The current price of the stock looks great under a long-term value investor perspective as it offers a deep discount from intrinsic value.
EBITDA valuation
We could also try to value the company comparing their current valuation to its peers. The company produced 122.09 M of euros in EBITDA over the last twelve months, if we use the average TEV/EBITDA multiple of the sector which is 13.65 if we exclude the multiple of this company in the calculation, we will arrive at a fair value estimate for the whole company of 1666.5 M of euros which divided by the 25 millions of shares outstanding amount to an estimated fair value of the stock of 66.66 euros.
13.     Risks:
The main risk related to this investment are these three:
International shipping decline: A downturn in global trade could lead to a significant reduction in throughput at the container terminals, thereby decreasing revenue if international shipping volumes decline due to an economic crisis.

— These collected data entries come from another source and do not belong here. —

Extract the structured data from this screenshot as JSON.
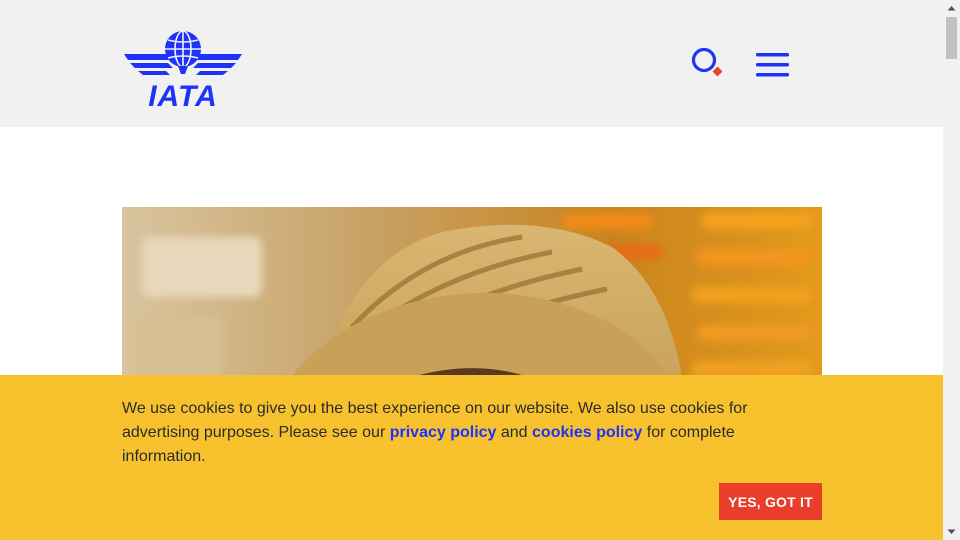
{
  "header": {
    "logo_text": "IATA",
    "logo_icon": "globe-wings-logo",
    "search_icon": "search-icon",
    "menu_icon": "hamburger-menu-icon"
  },
  "hero": {
    "image": "traveler-in-straw-hat-at-airport-photo"
  },
  "cookie_banner": {
    "text_before": "We use cookies to give you the best experience on our website. We also use cookies for advertising purposes. Please see our ",
    "privacy_link": "privacy policy",
    "text_middle": " and ",
    "cookies_link": "cookies policy",
    "text_after": " for complete information.",
    "accept_label": "YES, GOT IT"
  },
  "colors": {
    "brand_blue": "#1e32fa",
    "header_bg": "#f1f1f1",
    "banner_yellow": "#f8c22f",
    "button_red": "#e83e2a",
    "search_accent": "#e8462a"
  }
}
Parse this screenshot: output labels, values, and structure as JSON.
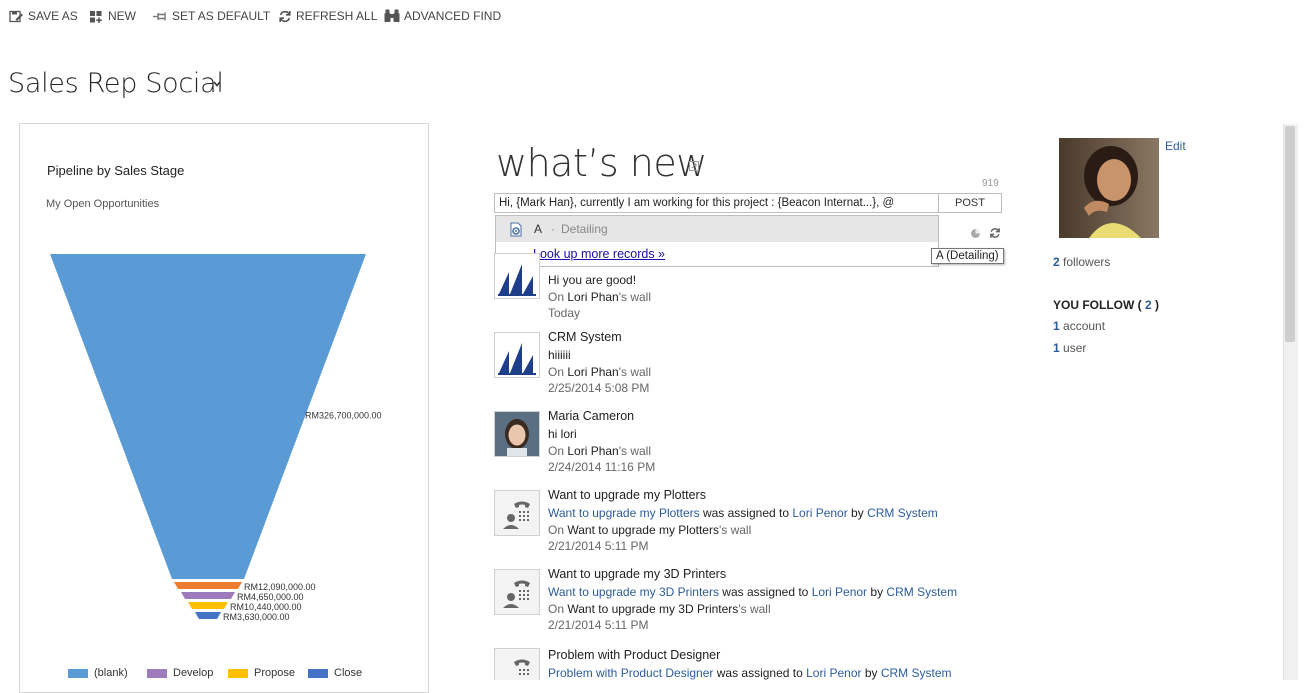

Higher tariffs on Chinese products: Increased tariffs on Chinese goods could negatively impact throughput, leading to reduced revenue from container terminals that handle these products.
Tariffs on Chinese cars: The recent imposition of tariffs on Chinese cars could adversely affect the car terminal's revenue, especially if imports from China decline as a result.
14.    Conclusion:
Piraeus Port Authority is a monopolistic company with high margins and significant growth opportunities, capitalizing on the increase in global trade and the improving Greek economy. As the country continues to grow, more local cargo is expected to be shipped through the port, driving revenue growth and enhancing margins. Even if Greece faces economic challenges, the port is likely to continue growing its transshipment volumes.
The port is poised for further expansion, with projects such as the car terminal and cruise terminal expansions. These investments position the port as one of the fastest growing in Europe. Additionally, the container terminal segment is likely to see margin improvements, particularly with Pier 1 becoming more profitable.
This company represents a strong investment opportunity to diversify your portfolio, offering stability in a traditional, non-disruptive sector. Moreover, the current valuation is attractive, with potential for multiple expansion as the market begins to recognize the stock's underlying value.